Key findings include:

  • The total revenue from value-based arrangements was rather unchanged from 2019 to 2022
  • More than two-thirds (67 percent) of medical group leaders believe a value-based care model provides greater quality of care to patients than the FFS model, and 43 percent of practice leaders said value-based care was better for financial performance, compared to 31 percent who felt FFS was better
  • The primary investment areas among medical practices shifting toward value-based care are staff (74 percent) and technology (71 percent), followed by patient engagement (59 percent) and SDoH considerations (47 percent)
  • The most common staffing additions include care coordination (72 percent), care management (67 percent), data analytics (57 percent), and quality improvement (56 percent)
  • The leading forms of technology added by practices adopting value-based care include data analytics/reporting (82 percent) and population health management (57 percent)
  • Amid labor shortages, 40 percent of medical practices said they had physicians retire early or leave the practice due to burnout

HHS announces $15M in grants to address mental health crisis

The U.S. Department of Health & Human Services (HHS), through the Substance Abuse and Mental Health Services Administration (SAMHSA), announced this week it will award $15 million in grants early next year for states to address the country’s mental health crisis through Certified Community Behavioral Health Clinics (CCBHCs). The clinics provide 24/7 crisis services to those in need of mental health care or substance use, regardless of their ability to pay, place of residence, or age.
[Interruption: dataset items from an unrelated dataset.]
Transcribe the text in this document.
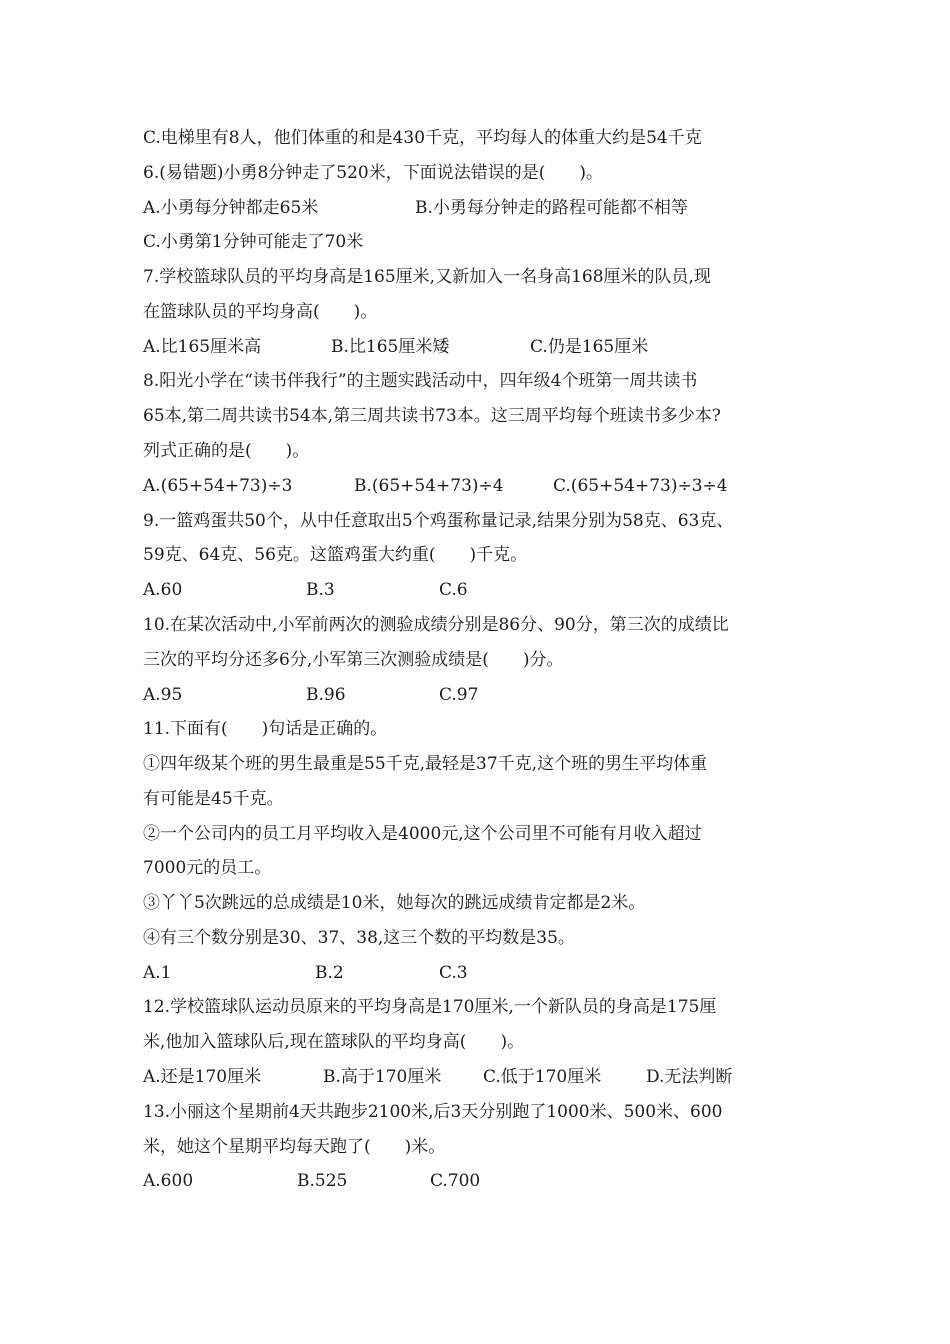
C.电梯里有8人，他们体重的和是430千克，平均每人的体重大约是54千克
6.(易错题)小勇8分钟走了520米，下面说法错误的是(　　)。
A.小勇每分钟都走65米	B.小勇每分钟走的路程可能都不相等
C.小勇第1分钟可能走了70米
7.学校篮球队员的平均身高是165厘米,又新加入一名身高168厘米的队员,现
在篮球队员的平均身高(　　)。
A.比165厘米高	B.比165厘米矮	C.仍是165厘米
8.阳光小学在“读书伴我行”的主题实践活动中，四年级4个班第一周共读书
65本,第二周共读书54本,第三周共读书73本。这三周平均每个班读书多少本?
列式正确的是(　　)。
A.(65+54+73)÷3	B.(65+54+73)÷4	C.(65+54+73)÷3÷4
9.一篮鸡蛋共50个，从中任意取出5个鸡蛋称量记录,结果分别为58克、63克、
59克、64克、56克。这篮鸡蛋大约重(　　)千克。
A.60	B.3	C.6
10.在某次活动中,小军前两次的测验成绩分别是86分、90分，第三次的成绩比
三次的平均分还多6分,小军第三次测验成绩是(　　)分。
A.95	B.96	C.97
11.下面有(　　)句话是正确的。
①四年级某个班的男生最重是55千克,最轻是37千克,这个班的男生平均体重
有可能是45千克。
②一个公司内的员工月平均收入是4000元,这个公司里不可能有月收入超过
7000元的员工。
③丫丫5次跳远的总成绩是10米，她每次的跳远成绩肯定都是2米。
④有三个数分别是30、37、38,这三个数的平均数是35。
A.1	B.2	C.3
12.学校篮球队运动员原来的平均身高是170厘米,一个新队员的身高是175厘
米,他加入篮球队后,现在篮球队的平均身高(　　)。
A.还是170厘米	B.高于170厘米 C.低于170厘米	D.无法判断
13.小丽这个星期前4天共跑步2100米,后3天分别跑了1000米、500米、600
米，她这个星期平均每天跑了(　　)米。
A.600	B.525	C.700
The $15 million in grants are an additional round of funding to the $300 million awarded to CCBHCs in September under the Bipartisan Safer Communities Act. The additional funding will be used to expand CCBHC planning grants to all 50 states, which are required in order to apply for a four-year demonstration program starting in 2024. The planning period is intended to allow states an opportunity to certify clinics, develop possible payment systems for Medicaid reimbursement, and prepare their applications.

“With these additional funds, we’re delivering on President Biden’s commitment to strengthen mental and behavioral health for all Americans, including people living in our nation’s most vulnerable communities,” said HHS Secretary Xavier Becerra, in a statement. “Behavioral health is health. Period. There should be no distinction. This investment will bring us closer to that reality.”